You will recall Mary’s doctor told her in February 2004 she could not continue working She risked permanent damage to her hands and injury to soft tissues if she persisted at the occupation she so loved. Her career as an expanded duty dental hygienist was all but over. However Mary had prudently purchased income replacement insurance over a decade before. It was an occupation own disability policy. She made two claims earlier on when pregnancy increased her symptoms. Her insurer put her on short term disability benefits both times. However after her second pregnancy her symptoms worsened. She diligently complied with doctors orders taking antiinflammatory and pain prescriptions. She reduced work hours, and attended at numerous ineffective physio sessions. Each night she wore cumbersome hand and wrist splints. He mother took over the care of her young children. She even took the drastic step of relocating her home to reduce her daily commute by car to the office. Mary was a full time dental hygienist however on the recommendation of her doctor was now working 3 days per week. She modified her tasks, work station and routines. Despite initiating all of these measures her hand weakness and pain increased. She became depressed and sleep deprived. She was stressed at home. Mary’s long term health was in jeopardy; however it was her concern for her patients’ safety, the fear of dropping sharp instruments, while working with weak hands, in an exhausted state which led Mary to the decision. Mary tendered her resignation with Dr. Goody and filed for disability benefits.
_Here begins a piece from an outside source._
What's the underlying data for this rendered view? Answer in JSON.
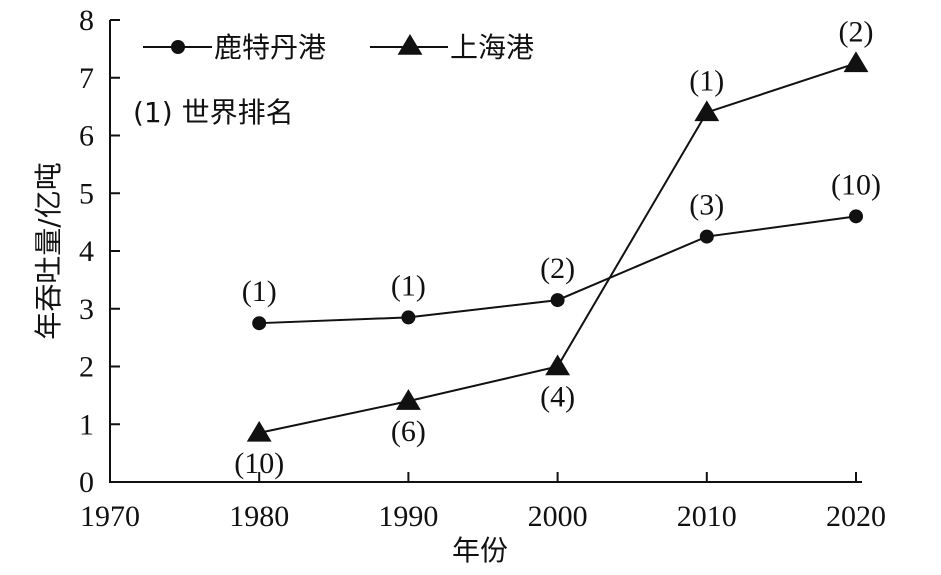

Mary, an expanded duty Dental Hygienist came to my office in February 2004. She could no longer work. Mary had purchased income replacement insurance, an Occupation Own Sickness and Injury Disability insurance policy from Paul Revere Life Insurance Company on September 3, 1985. Her policy with Paul Revere was eventually assigned to RBC Life Insurance Company.
Mary’s disability insurance policy guaranteed maximum payments of $1950.00 per month to her to age 65, shouldshe become totally disabled.
Dental hygienists and other dental professionals are predisposed to work related repetitive stress injury.
Mary recounted her employment history to me and related the development of her career ending disability. In May 1993, Mary became pregnant with her first child. Soon after she was diagnosed as suffering from work related Bilateral Carpal Tunnel Syndrome (CTS). She took early maternity leave because of her increasing symptoms and made a claim for partial disability to her insurer. It was approved and she received payment of short term benefits. She supplemented her disability benefits with employment insurance benefits. One year later she returned to work. Immediately she noted her hands tingled and her wrists ached. Shortly thereafter Mary became pregnant with her second child. She made another claim for disability benefits which was again approved. She noticed however that when her maternity leave was over and she returned to work her CTS symptoms continued and were worse then ever.
Mary’s family doctor prescribed a reduction of her work week from 40 hours to 28 hours. When Mary reported that her symptoms would not let up and were exacerbated by work she was further prescribed a work reduction to 3 days per week or 22.5 hours per week. Mary loved her work. She hoped that diligent compliance with her doctor’s orders would eventually have her back to a full time work schedule in no time. However she continued to suffer. In addition to a reduction of hours of work Mary modified her daily work routines and dental hygiene duties.